12 Red Flags to Watch for in Any SaaS Acquisition

The most common issues we find in due diligence reports, ranked by how often they appear and how much they impact deal outcomes.

By AcquiCheck Research

After delivering over 100 due diligence reports, we've seen patterns emerge. Certain red flags appear with surprising frequency, and some are far more damaging to deal outcomes than others.

1. Revenue misrepresentation. This is the most common issue we find, present in roughly 35% of deals. Sellers often include one-time fees, annual prepayments, or affiliate revenue in their MRR figures. Always verify recurring revenue against the payment processor directly.

2. Single-customer concentration. When one customer accounts for more than 15% of revenue, you're effectively buying a contract, not a business. We flag this in about 28% of reports. The risk compounds when that customer is on a monthly plan.

3. Declining organic traffic. Sellers typically share revenue screenshots but not traffic data. In 24% of reports, we find organic traffic is declining while MRR hasn't yet reflected the drop. This lag can be 3-6 months, meaning you're buying into a future revenue decline.

4. Outdated dependencies with known vulnerabilities. Nearly 40% of codebases we audit have at least one high-severity CVE in their dependency tree. While not always immediately dangerous, this represents technical debt and potential compliance risk.

5. No test coverage. About 45% of micro-SaaS products have zero automated tests. This makes post-acquisition changes risky and expensive. Factor 2-3 months of engineering time into your budget if you plan to actively develop the product.

6. Blended churn metrics. Sellers often blend annual and monthly customer cohorts to produce a more favorable churn number. Always ask for monthly churn on the monthly cohort specifically.

7. Single traffic source dependency. If 60%+ of traffic comes from one source (usually Google organic), you're one algorithm update away from a significant revenue impact. We see this in about 30% of reports.

8. Missing or outdated legal compliance. Privacy policies that predate current regulations, missing cookie consent, no data processing agreements with subprocessors. Common in small SaaS but increasingly risky.

9. No IP assignment from contractors. Many SaaS products were partially built by freelancers with no formal IP transfer. This creates ownership ambiguity that can surface during resale or funding.
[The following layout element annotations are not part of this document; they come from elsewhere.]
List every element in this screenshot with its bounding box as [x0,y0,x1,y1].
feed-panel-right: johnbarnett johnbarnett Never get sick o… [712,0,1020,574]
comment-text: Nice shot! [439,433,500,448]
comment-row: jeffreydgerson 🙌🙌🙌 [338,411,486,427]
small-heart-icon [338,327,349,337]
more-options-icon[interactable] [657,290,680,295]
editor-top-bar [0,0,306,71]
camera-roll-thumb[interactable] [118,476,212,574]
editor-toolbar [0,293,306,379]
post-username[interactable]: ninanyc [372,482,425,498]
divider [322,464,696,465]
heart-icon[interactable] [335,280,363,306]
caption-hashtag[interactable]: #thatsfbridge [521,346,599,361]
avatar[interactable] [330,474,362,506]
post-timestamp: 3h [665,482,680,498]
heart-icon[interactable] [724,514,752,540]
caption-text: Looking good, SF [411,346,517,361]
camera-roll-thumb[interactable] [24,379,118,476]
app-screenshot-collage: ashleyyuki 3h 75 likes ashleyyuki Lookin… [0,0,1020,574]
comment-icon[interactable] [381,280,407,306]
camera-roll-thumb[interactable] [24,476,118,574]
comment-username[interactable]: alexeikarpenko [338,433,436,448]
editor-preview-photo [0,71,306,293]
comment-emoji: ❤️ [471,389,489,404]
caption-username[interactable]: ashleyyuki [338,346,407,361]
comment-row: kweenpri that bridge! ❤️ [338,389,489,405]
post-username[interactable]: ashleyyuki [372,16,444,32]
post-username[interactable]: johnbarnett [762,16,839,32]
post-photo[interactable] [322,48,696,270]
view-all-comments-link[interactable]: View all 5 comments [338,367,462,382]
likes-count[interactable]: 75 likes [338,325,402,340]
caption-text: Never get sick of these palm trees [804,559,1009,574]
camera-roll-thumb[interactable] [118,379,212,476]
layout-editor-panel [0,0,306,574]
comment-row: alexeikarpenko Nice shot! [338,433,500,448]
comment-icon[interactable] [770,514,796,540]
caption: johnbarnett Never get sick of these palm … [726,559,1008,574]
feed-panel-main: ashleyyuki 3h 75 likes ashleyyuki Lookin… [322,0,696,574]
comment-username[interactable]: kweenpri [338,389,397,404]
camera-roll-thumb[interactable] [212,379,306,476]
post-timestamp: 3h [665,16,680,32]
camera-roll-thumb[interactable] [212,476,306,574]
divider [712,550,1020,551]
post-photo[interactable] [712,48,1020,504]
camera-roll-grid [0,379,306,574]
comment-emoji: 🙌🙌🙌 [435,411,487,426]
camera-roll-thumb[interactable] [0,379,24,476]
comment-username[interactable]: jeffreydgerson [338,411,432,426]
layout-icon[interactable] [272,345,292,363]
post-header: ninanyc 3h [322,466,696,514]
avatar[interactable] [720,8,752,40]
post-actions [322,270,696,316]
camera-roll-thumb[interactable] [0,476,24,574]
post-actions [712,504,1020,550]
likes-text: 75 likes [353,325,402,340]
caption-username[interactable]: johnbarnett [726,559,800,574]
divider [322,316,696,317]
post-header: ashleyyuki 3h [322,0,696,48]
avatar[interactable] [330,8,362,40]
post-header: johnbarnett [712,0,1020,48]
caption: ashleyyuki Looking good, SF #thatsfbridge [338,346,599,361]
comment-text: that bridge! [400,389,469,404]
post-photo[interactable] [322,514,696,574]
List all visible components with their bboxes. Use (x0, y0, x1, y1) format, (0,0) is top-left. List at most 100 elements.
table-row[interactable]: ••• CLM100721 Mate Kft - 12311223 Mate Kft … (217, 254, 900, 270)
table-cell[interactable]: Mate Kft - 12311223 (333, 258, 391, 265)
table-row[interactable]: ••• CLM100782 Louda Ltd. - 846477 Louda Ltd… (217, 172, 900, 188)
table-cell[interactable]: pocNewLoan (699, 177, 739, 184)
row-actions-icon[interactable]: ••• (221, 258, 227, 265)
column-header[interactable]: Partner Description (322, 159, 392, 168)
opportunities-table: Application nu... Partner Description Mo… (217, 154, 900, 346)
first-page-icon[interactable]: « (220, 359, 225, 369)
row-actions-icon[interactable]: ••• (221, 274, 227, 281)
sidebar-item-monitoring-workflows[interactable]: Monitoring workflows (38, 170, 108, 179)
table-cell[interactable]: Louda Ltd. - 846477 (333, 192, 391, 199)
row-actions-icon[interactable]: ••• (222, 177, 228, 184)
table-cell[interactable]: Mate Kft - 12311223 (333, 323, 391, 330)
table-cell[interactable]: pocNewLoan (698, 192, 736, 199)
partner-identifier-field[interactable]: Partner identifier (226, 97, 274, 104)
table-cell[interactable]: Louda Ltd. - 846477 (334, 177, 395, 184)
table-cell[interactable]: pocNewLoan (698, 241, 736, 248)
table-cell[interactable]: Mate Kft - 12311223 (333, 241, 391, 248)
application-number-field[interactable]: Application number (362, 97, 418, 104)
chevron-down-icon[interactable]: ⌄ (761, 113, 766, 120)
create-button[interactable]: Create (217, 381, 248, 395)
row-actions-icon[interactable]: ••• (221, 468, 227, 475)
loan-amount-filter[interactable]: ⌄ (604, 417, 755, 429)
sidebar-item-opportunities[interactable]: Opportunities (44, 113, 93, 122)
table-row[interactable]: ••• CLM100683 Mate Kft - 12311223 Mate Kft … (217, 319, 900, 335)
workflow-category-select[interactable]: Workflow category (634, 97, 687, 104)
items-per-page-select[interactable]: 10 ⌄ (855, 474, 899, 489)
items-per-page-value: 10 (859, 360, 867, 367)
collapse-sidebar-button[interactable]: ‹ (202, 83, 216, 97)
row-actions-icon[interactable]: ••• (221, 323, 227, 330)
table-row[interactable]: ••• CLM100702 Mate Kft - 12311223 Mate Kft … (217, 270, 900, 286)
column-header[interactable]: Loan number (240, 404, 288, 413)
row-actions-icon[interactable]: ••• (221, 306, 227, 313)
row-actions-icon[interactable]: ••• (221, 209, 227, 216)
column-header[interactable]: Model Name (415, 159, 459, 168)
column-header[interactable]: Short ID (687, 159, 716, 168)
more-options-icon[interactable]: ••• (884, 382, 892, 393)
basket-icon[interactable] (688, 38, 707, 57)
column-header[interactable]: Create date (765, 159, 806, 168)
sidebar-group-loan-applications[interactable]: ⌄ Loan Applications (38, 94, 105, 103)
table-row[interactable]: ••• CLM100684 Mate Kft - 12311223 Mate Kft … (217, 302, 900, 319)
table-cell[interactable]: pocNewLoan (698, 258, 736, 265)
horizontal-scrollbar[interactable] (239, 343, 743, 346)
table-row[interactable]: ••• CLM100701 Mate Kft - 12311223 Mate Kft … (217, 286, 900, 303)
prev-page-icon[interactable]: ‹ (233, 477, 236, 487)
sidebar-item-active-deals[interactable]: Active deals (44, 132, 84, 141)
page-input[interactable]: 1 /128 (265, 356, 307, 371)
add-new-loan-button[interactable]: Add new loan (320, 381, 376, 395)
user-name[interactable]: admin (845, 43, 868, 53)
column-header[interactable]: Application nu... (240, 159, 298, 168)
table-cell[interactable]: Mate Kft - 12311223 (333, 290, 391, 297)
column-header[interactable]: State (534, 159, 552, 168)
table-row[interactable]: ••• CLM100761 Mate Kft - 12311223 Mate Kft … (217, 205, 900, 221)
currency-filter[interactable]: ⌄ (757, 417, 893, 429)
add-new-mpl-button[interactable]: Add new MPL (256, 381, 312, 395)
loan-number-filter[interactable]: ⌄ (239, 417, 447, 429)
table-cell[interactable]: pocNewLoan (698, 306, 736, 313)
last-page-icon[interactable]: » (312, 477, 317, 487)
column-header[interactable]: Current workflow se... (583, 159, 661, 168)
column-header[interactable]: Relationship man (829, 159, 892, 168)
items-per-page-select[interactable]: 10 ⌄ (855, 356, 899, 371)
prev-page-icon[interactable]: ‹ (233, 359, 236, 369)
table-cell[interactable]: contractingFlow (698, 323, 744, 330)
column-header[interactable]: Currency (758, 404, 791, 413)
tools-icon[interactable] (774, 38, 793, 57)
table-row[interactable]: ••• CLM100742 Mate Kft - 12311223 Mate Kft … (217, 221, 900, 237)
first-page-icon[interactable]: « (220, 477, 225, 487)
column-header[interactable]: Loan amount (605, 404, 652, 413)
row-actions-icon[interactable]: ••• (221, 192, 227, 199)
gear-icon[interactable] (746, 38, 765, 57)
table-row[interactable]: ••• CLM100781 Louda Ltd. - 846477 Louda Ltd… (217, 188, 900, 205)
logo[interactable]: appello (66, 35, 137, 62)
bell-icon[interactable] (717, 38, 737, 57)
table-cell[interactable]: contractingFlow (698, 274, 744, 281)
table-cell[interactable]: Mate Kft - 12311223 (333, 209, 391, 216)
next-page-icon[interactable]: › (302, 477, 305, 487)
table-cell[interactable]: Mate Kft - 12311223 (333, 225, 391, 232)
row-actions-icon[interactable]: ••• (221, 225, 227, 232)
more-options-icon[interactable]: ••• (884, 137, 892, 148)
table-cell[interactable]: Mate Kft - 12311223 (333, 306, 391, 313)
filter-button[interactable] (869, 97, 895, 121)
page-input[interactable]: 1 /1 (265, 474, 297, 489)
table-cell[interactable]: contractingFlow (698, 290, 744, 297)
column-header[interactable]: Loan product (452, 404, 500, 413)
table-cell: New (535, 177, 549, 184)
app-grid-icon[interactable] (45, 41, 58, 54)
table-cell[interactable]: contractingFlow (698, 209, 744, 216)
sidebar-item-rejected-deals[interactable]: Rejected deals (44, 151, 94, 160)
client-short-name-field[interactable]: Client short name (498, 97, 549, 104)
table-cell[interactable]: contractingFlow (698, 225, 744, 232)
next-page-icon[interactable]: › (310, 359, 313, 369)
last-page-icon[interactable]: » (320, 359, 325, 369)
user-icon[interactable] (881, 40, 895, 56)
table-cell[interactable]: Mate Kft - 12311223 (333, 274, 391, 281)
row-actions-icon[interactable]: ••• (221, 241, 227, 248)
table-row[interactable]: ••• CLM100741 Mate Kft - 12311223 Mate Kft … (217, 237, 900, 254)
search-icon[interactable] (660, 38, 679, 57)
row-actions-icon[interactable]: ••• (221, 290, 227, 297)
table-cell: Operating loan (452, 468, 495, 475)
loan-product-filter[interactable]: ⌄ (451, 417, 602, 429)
10. API dependency on a single provider. When the core product depends on one external API (like OpenAI, Twilio, or SendGrid) with no fallback, pricing changes or outages directly impact the business.

11. Churned enterprise clients hidden in metrics. Some sellers focus on active MRR growth while omitting recently churned large accounts. Looking at net revenue change over 6 months reveals this.

12. Seasonal revenue presented as growth. A SaaS that peaks in Q4 might look like it's growing rapidly if you only see October-December data. Always request at least 12 months of history.

The good news: most of these flags don't kill deals. They inform negotiation. A product with 3-4 moderate flags typically sells for 15-25% below asking price, which often makes it a better deal for informed buyers.